On the Comics Curmudgeon’s 8th blogiversary, I have a couple of quick notes on my planned novel. First, THANK YOU! My Kickstarter reached its goal in the first 24 hours it was up, and has already raised much more money than any fundraiser I’ve ever done. The book will still be better — better edited, better designed, and better written — if I get more pre-orders, and you get a more physically pleasing version of the book if you pre-order, so please do check it out.

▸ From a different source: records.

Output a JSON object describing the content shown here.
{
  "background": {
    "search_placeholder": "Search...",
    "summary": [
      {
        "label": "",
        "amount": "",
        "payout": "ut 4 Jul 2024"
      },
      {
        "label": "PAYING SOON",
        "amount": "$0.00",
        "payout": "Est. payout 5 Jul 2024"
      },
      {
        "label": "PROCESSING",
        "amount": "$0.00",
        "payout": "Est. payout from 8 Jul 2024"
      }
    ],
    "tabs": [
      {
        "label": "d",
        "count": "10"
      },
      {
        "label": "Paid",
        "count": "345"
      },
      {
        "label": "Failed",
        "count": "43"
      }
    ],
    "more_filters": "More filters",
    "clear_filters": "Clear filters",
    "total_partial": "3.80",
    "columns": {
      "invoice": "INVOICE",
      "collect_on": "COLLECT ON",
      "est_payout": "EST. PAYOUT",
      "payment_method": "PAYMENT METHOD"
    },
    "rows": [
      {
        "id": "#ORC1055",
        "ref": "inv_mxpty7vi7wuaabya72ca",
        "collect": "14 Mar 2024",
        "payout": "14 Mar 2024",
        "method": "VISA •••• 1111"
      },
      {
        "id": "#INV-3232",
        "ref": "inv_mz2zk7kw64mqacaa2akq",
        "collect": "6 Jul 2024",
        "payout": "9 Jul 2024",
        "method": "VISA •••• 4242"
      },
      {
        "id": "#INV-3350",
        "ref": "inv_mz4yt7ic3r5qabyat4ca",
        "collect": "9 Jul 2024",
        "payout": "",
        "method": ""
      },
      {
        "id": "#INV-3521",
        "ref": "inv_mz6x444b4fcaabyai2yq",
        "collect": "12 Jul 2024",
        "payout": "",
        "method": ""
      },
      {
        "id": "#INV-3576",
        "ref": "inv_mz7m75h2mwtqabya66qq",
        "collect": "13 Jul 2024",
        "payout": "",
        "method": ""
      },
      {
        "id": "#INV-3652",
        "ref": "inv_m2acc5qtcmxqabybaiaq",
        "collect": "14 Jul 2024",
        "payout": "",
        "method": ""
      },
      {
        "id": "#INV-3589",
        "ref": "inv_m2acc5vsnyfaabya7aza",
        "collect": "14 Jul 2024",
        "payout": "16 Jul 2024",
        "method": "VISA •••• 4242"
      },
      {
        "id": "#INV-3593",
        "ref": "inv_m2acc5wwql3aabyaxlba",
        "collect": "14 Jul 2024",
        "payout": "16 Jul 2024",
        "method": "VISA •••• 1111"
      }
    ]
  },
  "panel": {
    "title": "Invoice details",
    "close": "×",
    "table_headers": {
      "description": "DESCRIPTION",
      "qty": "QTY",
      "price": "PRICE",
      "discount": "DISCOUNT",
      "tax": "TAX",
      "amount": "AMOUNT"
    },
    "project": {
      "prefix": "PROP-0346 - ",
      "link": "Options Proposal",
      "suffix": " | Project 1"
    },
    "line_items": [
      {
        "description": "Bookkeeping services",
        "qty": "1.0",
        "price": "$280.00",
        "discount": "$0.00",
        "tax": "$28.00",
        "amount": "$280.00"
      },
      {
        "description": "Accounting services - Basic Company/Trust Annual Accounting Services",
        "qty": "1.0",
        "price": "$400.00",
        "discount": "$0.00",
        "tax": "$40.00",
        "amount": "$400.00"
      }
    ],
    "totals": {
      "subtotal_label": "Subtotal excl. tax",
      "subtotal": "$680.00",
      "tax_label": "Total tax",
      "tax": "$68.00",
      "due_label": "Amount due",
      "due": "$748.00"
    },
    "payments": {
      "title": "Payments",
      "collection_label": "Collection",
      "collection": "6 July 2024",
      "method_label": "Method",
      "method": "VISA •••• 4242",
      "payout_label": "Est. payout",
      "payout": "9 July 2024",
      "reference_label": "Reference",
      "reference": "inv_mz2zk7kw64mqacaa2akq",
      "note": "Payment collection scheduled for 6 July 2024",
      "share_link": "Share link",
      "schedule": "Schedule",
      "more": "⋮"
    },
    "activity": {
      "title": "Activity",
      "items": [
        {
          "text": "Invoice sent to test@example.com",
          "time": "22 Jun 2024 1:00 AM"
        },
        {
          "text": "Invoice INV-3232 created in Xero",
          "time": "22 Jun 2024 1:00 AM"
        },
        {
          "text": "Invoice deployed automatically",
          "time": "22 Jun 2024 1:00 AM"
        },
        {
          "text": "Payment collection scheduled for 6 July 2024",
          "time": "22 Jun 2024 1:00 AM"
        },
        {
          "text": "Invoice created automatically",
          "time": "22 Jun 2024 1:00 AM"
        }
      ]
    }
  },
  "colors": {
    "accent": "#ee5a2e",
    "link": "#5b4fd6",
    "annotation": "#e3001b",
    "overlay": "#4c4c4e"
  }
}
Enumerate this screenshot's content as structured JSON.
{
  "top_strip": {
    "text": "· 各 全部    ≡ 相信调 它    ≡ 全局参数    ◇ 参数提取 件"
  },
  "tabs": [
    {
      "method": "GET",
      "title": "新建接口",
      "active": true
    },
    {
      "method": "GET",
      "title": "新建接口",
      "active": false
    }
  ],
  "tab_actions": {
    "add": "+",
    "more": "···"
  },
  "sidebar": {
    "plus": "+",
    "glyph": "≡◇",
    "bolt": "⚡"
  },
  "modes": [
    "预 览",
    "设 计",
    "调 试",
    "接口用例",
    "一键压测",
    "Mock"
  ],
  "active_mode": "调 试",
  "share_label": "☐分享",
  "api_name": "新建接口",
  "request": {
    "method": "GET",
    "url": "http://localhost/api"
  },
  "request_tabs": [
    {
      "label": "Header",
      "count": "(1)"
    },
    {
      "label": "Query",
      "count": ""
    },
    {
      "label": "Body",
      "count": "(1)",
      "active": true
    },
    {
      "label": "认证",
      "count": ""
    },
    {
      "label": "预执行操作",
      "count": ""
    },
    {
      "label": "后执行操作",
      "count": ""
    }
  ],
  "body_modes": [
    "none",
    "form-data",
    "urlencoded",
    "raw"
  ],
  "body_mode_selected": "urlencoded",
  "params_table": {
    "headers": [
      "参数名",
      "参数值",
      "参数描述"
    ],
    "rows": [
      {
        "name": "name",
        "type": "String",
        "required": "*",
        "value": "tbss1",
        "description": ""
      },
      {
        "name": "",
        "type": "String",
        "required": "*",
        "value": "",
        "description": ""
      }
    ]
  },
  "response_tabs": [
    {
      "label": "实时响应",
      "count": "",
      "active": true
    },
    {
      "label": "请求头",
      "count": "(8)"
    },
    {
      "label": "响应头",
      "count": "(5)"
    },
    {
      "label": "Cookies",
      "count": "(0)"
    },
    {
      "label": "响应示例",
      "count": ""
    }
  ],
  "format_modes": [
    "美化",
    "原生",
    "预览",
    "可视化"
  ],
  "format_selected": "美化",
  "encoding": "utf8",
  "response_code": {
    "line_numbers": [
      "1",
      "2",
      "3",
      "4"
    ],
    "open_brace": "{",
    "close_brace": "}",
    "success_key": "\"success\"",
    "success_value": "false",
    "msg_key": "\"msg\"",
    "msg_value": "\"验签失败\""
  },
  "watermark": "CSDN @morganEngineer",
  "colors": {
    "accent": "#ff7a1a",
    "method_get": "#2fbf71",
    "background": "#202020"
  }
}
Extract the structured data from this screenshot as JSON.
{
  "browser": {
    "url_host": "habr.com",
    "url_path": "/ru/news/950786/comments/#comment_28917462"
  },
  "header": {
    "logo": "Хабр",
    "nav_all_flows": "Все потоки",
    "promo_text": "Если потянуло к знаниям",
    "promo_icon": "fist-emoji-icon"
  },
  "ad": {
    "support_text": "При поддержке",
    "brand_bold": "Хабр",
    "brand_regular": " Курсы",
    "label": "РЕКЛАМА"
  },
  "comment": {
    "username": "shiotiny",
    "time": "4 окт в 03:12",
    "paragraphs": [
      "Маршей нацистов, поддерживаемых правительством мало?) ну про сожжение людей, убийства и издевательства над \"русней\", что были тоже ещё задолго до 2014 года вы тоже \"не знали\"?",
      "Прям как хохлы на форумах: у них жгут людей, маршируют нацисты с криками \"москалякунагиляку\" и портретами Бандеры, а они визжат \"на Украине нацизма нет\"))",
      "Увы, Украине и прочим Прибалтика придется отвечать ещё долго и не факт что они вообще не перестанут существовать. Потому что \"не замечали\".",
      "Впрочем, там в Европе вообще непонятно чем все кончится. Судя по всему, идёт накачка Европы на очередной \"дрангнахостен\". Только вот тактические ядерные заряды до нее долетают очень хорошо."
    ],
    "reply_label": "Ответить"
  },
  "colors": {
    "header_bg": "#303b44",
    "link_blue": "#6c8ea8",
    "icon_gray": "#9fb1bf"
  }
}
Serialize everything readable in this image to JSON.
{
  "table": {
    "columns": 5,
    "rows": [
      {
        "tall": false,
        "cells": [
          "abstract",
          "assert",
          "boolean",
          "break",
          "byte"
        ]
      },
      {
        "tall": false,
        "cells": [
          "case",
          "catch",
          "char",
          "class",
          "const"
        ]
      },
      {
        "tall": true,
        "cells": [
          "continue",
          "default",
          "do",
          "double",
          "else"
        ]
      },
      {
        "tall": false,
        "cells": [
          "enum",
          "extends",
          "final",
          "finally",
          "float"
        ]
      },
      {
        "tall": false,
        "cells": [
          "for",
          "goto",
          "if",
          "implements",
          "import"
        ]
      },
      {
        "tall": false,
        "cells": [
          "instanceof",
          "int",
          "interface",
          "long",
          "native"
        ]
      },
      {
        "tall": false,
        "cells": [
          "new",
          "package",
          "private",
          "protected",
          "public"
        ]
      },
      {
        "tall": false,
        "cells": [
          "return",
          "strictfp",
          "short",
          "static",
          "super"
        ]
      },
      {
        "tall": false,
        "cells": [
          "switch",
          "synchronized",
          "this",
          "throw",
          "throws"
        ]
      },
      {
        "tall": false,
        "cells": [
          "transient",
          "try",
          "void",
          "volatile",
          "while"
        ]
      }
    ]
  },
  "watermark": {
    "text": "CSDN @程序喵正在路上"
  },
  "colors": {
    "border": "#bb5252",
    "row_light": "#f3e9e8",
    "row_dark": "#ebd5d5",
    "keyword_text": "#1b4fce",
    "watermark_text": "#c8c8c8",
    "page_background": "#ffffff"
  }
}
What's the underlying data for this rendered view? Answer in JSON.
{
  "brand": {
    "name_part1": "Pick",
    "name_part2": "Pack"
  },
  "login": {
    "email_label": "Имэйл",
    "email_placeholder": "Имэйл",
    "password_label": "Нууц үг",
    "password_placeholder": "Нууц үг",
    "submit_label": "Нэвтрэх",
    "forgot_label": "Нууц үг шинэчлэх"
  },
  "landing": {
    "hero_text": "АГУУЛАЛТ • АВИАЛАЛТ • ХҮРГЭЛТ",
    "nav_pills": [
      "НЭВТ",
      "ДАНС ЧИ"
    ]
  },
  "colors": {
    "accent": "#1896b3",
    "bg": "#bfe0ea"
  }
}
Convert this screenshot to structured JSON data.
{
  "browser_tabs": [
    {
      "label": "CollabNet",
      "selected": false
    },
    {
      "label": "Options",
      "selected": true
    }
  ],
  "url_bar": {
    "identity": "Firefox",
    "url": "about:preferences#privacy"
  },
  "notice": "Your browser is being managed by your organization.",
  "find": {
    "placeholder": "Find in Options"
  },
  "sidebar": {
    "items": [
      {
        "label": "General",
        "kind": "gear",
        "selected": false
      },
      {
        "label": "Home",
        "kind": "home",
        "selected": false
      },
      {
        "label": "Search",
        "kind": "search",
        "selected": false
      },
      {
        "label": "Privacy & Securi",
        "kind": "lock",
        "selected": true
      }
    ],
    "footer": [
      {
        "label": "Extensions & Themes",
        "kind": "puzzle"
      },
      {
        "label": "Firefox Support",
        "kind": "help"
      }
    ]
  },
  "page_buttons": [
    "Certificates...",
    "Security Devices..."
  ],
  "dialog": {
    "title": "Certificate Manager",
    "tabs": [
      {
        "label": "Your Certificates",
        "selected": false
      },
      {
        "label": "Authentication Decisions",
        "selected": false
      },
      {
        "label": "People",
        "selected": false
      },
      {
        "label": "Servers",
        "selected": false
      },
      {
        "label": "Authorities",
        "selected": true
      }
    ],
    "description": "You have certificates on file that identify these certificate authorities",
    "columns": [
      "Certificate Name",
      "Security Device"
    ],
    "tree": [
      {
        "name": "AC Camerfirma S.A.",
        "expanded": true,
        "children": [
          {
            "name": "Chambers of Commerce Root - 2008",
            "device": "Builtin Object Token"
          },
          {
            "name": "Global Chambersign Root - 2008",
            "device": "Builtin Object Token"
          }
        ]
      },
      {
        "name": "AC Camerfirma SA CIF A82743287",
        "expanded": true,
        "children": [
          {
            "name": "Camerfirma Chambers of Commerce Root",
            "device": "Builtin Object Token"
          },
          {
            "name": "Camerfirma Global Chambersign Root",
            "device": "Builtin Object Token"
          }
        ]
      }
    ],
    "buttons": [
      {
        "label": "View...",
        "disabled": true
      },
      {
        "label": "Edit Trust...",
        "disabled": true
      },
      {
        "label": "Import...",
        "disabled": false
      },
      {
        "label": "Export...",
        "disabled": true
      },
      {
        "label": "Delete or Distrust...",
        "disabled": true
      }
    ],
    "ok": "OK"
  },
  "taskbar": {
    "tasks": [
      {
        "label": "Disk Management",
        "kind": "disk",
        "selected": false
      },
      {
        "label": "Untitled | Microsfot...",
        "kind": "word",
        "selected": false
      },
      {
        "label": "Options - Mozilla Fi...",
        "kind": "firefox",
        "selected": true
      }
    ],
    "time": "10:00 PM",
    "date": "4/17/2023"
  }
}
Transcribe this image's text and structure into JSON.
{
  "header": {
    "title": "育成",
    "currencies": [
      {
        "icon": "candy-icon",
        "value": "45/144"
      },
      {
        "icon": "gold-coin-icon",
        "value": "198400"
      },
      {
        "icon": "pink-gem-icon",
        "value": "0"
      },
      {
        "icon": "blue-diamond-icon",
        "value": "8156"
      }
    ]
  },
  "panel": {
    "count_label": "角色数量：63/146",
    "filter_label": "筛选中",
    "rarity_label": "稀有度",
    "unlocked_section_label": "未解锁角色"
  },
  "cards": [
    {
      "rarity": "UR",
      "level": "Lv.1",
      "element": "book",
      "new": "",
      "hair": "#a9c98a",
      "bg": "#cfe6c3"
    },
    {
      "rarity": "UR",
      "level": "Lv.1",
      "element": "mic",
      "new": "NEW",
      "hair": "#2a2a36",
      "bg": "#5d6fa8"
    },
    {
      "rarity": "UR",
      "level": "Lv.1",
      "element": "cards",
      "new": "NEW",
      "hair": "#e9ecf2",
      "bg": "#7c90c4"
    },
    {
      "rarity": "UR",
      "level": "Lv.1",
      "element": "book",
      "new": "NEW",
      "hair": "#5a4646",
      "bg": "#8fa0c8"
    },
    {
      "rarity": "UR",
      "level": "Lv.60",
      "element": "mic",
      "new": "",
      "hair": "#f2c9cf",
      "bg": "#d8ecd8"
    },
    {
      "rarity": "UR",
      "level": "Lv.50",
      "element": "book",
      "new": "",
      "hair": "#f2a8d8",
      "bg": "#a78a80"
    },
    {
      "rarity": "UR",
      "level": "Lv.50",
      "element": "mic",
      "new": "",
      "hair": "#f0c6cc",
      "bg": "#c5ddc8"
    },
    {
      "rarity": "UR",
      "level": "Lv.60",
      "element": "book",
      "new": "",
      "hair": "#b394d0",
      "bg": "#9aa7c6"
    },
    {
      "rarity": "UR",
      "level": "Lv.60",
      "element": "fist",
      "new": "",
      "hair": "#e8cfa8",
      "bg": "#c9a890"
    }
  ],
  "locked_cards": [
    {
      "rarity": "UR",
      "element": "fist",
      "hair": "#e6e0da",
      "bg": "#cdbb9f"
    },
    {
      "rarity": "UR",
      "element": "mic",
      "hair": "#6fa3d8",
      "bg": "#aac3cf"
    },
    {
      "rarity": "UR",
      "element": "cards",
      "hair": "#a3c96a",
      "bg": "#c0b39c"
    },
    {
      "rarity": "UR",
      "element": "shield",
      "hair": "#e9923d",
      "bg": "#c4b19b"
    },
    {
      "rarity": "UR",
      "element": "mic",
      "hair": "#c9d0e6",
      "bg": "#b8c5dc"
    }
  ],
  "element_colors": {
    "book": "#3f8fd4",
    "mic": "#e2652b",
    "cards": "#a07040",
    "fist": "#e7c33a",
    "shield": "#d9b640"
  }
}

Second, you might note that some of the high-end rewards I’ve offered involve me travelling to your home town to participate in a book party. These look pricey, but aren’t so much if you split the costs among many party guests! If you’re interested in hosting, email me and tell me where you live, and I’ll try to connect you with others nearby.


Blondie, 7/11/12

Mr. Dithers is violating any number of employee protection laws, but it’s almost certainly worth it.

Rex Morgan, M.D., 7/11/12

Sorry, Rex, Iris hasn’t understood a word you said since she heard the telltale sound of a corkscrew opening, because she’s been so very focused on staring intently at the delicious, delicious wine.

Luann, 7/11/12

When Luann’s mom was a teen, “heavy face time” was the name for a deadly plague that caused people’s faces to fill with pus and swell up painfully, so you can understand why she looks so upset.

Beetle Bailey, 7/11/12

I feel bad for constantly making fun of General Halftrack’s alcoholism and erratic behavior now that I know that he suffers from terrible PTSD.

Family Circus, 7/11/12

Sam the dog looks beseechingly at the sky, wondering why the ancient Thunder God gave Jeffy enough warning to successfully escape the terrible electric death prepared for him.

Herb and Jamaal, 7/11/12

Herb’s attempts to live out his philosophy of non-violence as a youth failed to make him a better person, and instead have left him a bitter, frustrated adult, consumed by thoughts of revenge.

Six Chix, 7/11/12

This nice scientist has grown a baby in a lab, raising any number of disturbing ethical questions.

Marmaduke, 7/11/12

Someone gave Marmaduke a bag of corn chips.